Having turned the page on Jordan, the radicals are now looking to Byron Donalds — a member of the so-called Freedom Caucus, which groups together the most extreme members of the party and argues without foundation that Biden is an illegitimate president — as their candidate. Donalds, one of the few African-Americans in the Republican caucus, received the backing of the radicals in January when they rejected McCarthy’s appointment. He has not signed the pledge to support whoever wins on the internal ballot, which the radicals oppose, so they retain their veto power.
Jack Bergman, a 76-year-old Michigan congressman and a decorated retired lieutenant-general, is one of the candidates who have actively promoted the pledge to close ranks on the floor with whoever wins in the caucus’ internal vote. “My hat is in the ring, and I feel confident I can win the votes where others could not.

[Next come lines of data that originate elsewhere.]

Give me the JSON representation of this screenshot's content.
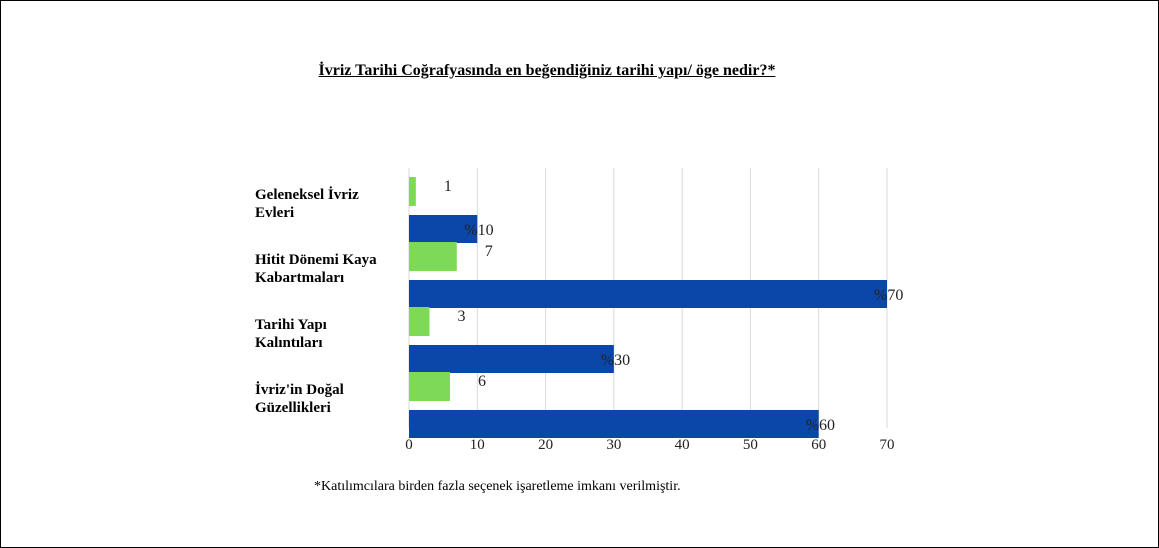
{
  "chart_data": {
    "type": "bar",
    "orientation": "horizontal",
    "title": "İvriz Tarihi Coğrafyasında en beğendiğiniz tarihi yapı/ öge nedir?*",
    "categories": [
      "Geleneksel İvriz Evleri",
      "Hitit Dönemi Kaya Kabartmaları",
      "Tarihi Yapı Kalıntıları",
      "İvriz'in Doğal Güzellikleri"
    ],
    "category_lines": [
      [
        "Geleneksel İvriz",
        "Evleri"
      ],
      [
        "Hitit Dönemi Kaya",
        "Kabartmaları"
      ],
      [
        "Tarihi Yapı",
        "Kalıntıları"
      ],
      [
        "İvriz'in Doğal",
        "Güzellikleri"
      ]
    ],
    "series": [
      {
        "values": [
          1,
          7,
          3,
          6
        ],
        "labels": [
          "1",
          "7",
          "3",
          "6"
        ],
        "color": "#7ed957"
      },
      {
        "values": [
          10,
          70,
          30,
          60
        ],
        "labels": [
          "%10",
          "%70",
          "%30",
          "%60"
        ],
        "color": "#0a47a9"
      }
    ],
    "xlim": [
      0,
      70
    ],
    "xticks": [
      0,
      10,
      20,
      30,
      40,
      50,
      60,
      70
    ],
    "grid": true,
    "legend": "none"
  },
  "footnote": "*Katılımcılara birden fazla seçenek işaretleme imkanı verilmiştir.",
  "colors": {
    "grid": "#d9d9d9",
    "frame": "#000000"
  }
}
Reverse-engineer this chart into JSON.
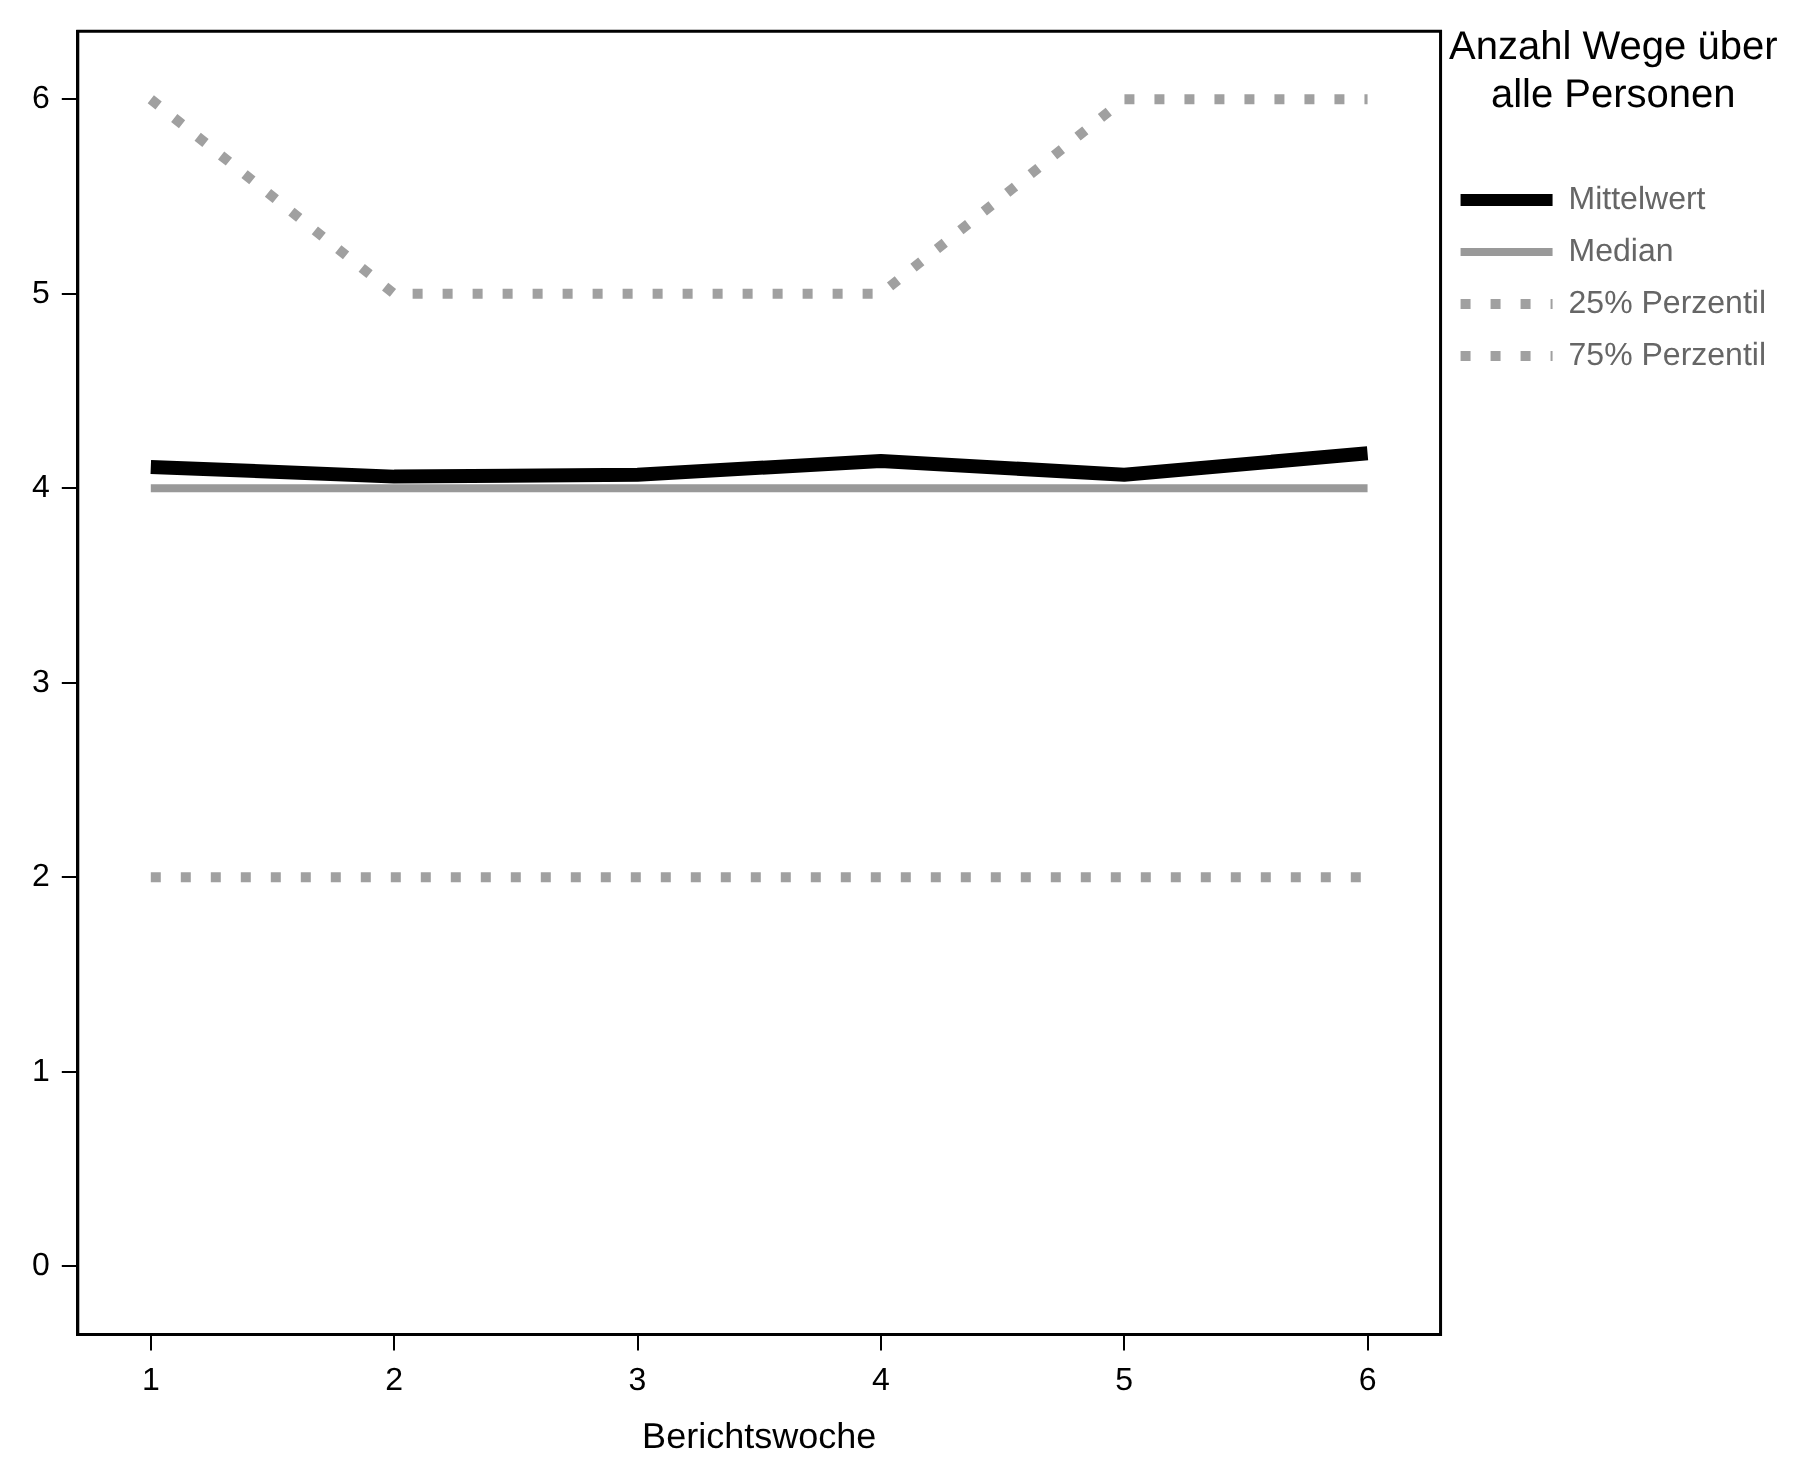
{
  "chart_data": {
    "type": "line",
    "xlabel": "Berichtswoche",
    "legend_title": "Anzahl Wege über alle Personen",
    "x": [
      1,
      2,
      3,
      4,
      5,
      6
    ],
    "xlim": [
      0.7,
      6.3
    ],
    "xticks": [
      1,
      2,
      3,
      4,
      5,
      6
    ],
    "ylim": [
      -0.35,
      6.35
    ],
    "yticks": [
      0,
      1,
      2,
      3,
      4,
      5,
      6
    ],
    "grid": false,
    "legend": "right",
    "marker": "none",
    "series": [
      {
        "name": "Mittelwert",
        "color": "#000000",
        "line_style": "solid",
        "values": [
          4.11,
          4.06,
          4.07,
          4.14,
          4.07,
          4.18
        ]
      },
      {
        "name": "Median",
        "color": "#999999",
        "line_style": "solid",
        "values": [
          4,
          4,
          4,
          4,
          4,
          4
        ]
      },
      {
        "name": "25% Perzentil",
        "color": "#a0a0a0",
        "line_style": "dotted",
        "values": [
          2,
          2,
          2,
          2,
          2,
          2
        ]
      },
      {
        "name": "75% Perzentil",
        "color": "#a0a0a0",
        "line_style": "dotted",
        "values": [
          6,
          5,
          5,
          5,
          6,
          6
        ]
      }
    ]
  }
}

I have no special interests to serve; I’m only in this to do what’s best for our nation and to steady the ship for the 118th Congress,” Bergman tweeted in announcing his candidacy.

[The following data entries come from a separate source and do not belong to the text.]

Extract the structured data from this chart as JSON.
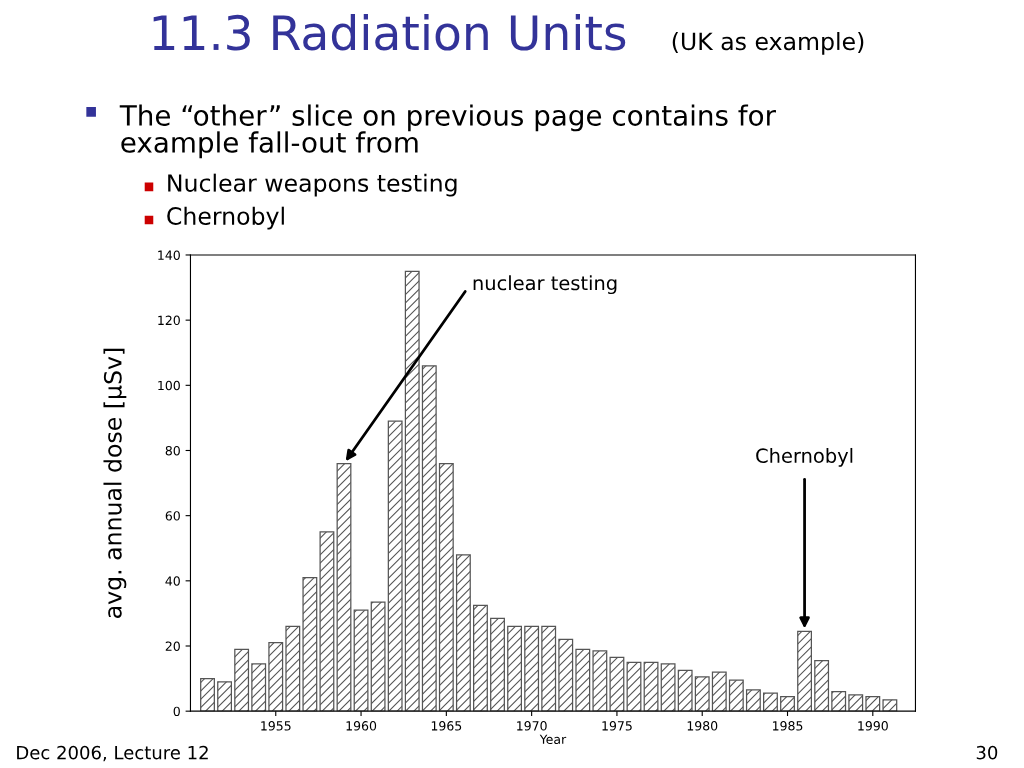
{
  "chart_data": {
    "type": "bar",
    "title": "11.3 Radiation Units",
    "subtitle": "(UK as example)",
    "xlabel": "Year",
    "ylabel": "avg. annual dose [μSv]",
    "x": [
      1951,
      1952,
      1953,
      1954,
      1955,
      1956,
      1957,
      1958,
      1959,
      1960,
      1961,
      1962,
      1963,
      1964,
      1965,
      1966,
      1967,
      1968,
      1969,
      1970,
      1971,
      1972,
      1973,
      1974,
      1975,
      1976,
      1977,
      1978,
      1979,
      1980,
      1981,
      1982,
      1983,
      1984,
      1985,
      1986,
      1987,
      1988,
      1989,
      1990,
      1991
    ],
    "values": [
      10,
      9,
      19,
      14.5,
      21,
      26,
      41,
      55,
      76,
      31,
      33.5,
      89,
      135,
      106,
      76,
      48,
      32.5,
      28.5,
      26,
      26,
      26,
      22,
      19,
      18.5,
      16.5,
      15,
      15,
      14.5,
      12.5,
      10.5,
      12,
      9.5,
      6.5,
      5.5,
      4.5,
      24.5,
      15.5,
      6,
      5,
      4.5,
      3.5
    ],
    "color": "#555555",
    "xlim": [
      1950,
      1992.5
    ],
    "xticks": [
      1955,
      1960,
      1965,
      1970,
      1975,
      1980,
      1985,
      1990
    ],
    "ylim": [
      0,
      140
    ],
    "yticks": [
      0,
      20,
      40,
      60,
      80,
      100,
      120,
      140
    ],
    "grid": false,
    "legend": false,
    "annotations": [
      "The “other” slice on previous page contains for\nexample fall-out from",
      "Nuclear weapons testing",
      "Chernobyl",
      {
        "text": "nuclear testing",
        "x": 1959,
        "y": 76
      },
      {
        "text": "Chernobyl",
        "x": 1986,
        "y": 24.5
      },
      "Dec 2006, Lecture 12",
      "30"
    ]
  }
}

Kevin Hern, 61, a businessman who struck it rich with McDonald’s franchises in Oklahoma, the state for which he is a representative, appeared to be a possible candidate after McCarthy’s termination, but he stepped back in the face of Scalise and Jordan. Now, he has announced his candidacy with a call for unity and a new style of leadership.
Another who has cast his lot is Texas Congressman Pete Sessions, 68: “I am running for speaker of the House because I know what it will take to move the Republican Party forward. I was chairman of the National Republican Congressional Committee when we won 63 seats in the House and had our largest victory since the Republican Revolution of 1994,″ he tweeted Saturday. Sessions is a member of the Main Street Caucus, the Republicans’ core faction.
Evangelical Christian and election denialist Mike Johnson, 51, who represents Louisiana, is another alternative for the ultraconservatives, but it seems unlikely that he can prevail within his own group. Gary Palmer, a 69-year-old congressman from Alabama, is another of those who wanted to invalidate the results of the 2020 presidential election in four states. Dan Meuser, 59, also wanted to invalidate the results in five states, including Pennsylvania, which he represents. “It’s time to get back to work,” he said in announcing his candidacy. That’s about the only thing everyone does agree on.